Julian kam sich dagegen wie das fünfte Rad am Wagen vor. Als müsste er dafür dankbar sein, hier leben zu dürfen. Für seinen Vater zählte Leistung. Und nur wer arbeitete, leistete was. Als Schüler hatte Julian schlechte Karten bei ihm.

„Julian?“, sagte seine Mutter. „Kannst du heute mal bitte bei Oma und Opa vorbeischauen?“

„Och nee ...!“, rief Julian.

Auch wenn er seine Großeltern mochte, fand er es bei ihnen todlangweilig. Mindestens einmal in der Woche besuchte er sie aber, weil seine Mutter ihn dazu drängte. Er hörte sich die alten Geschichten an und aß mit ihnen.

„Ich bin verabredet“, fügte er hinzu.

„Ist gut“, sagte die Mutter leise. Sie stellte mit enttäuschtem Gesicht die Schalen auf den Tisch.

„Hannes kann auch mal zu Oma und Opa“, sagte Julian.

„Wo ist der überhaupt?“, fragte Mike.

„Im Studio“, sagte die Mutter.

Der Vater schüttelte den Kopf. „Hat der auch mal was anderes im Kopf als seinen Körper?“

„Klar“, sagte Mike. „Den Körper seiner Freundinnen.“

Der Vater lachte.

„Nun fangt an, zu essen“, sagte die Mutter.

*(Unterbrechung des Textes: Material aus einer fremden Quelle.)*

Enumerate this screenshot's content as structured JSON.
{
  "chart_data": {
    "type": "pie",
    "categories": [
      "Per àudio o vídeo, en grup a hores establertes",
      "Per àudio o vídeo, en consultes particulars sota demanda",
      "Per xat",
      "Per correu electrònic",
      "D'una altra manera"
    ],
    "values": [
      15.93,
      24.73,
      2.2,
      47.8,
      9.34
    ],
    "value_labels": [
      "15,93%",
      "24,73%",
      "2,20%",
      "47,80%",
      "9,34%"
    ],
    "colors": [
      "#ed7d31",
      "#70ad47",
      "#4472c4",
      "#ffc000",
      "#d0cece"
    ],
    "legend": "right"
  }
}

Ihr gefiel es nicht, wenn die Brüder schlecht übereinander sprachen.

Aber Hannes wechselte seine Freundinnen wirklich oft. Für Julian war er alles andere als ein Vorbild. Auch wenn er sich oft wünschte, etwas von Hannes’ Lockerheit zu haben.

„Und wie läuft es in der Schule?“, fragte der Vater und sah Julian an.

„Geht so …“, sagte Julian.

Es gefiel ihm nicht, wenn er ausgefragt wurde.

„Und was heißt das?“, bohrte der Vater nach.

„Alles o. k.“, murmelte Julian.

„Geht das auch genauer?“ Der Vater klang genervt.

In dem Moment klingelte das Handy.

„Hirschlander“, meldete sich die Mutter.

„Ja, er ist da. Moment mal.“

Sie wandte sich dem Vater zu.

„Ein Wasserrohrbruch in der Augustastraße. Könnt ihr das machen?“

Der Vater nahm das Telefon.

„Ja, hallo“, sagte er und lächelte. „Aber sicher, wir kommen sofort. Nein, das ist kein Problem.“

Julian beobachtete seinen Vater und wie er sich von einer auf die andere Sekunde verändert hatte. Sobald ein Kunde anrief, wurde er übertrieben freundlich und nett. So war es immer. Das Motto des Vaters lautete: „Der Kunde ist König“. Julian fand das verlogen. Fast schämte er sich für seinen Vater. Denn zu Hause war er oft ganz anders als gegenüber Fremden. Und wenn Julian eines nicht mochte, dann war das Schleimerei – vor allem, wenn es seinen Vater betraf.

„Wir reden heute Abend weiter“, sagte dieser beim Aufstehen. Er warf Julian einen kurzen Blick zu, in dem so etwas wie eine Drohung lag.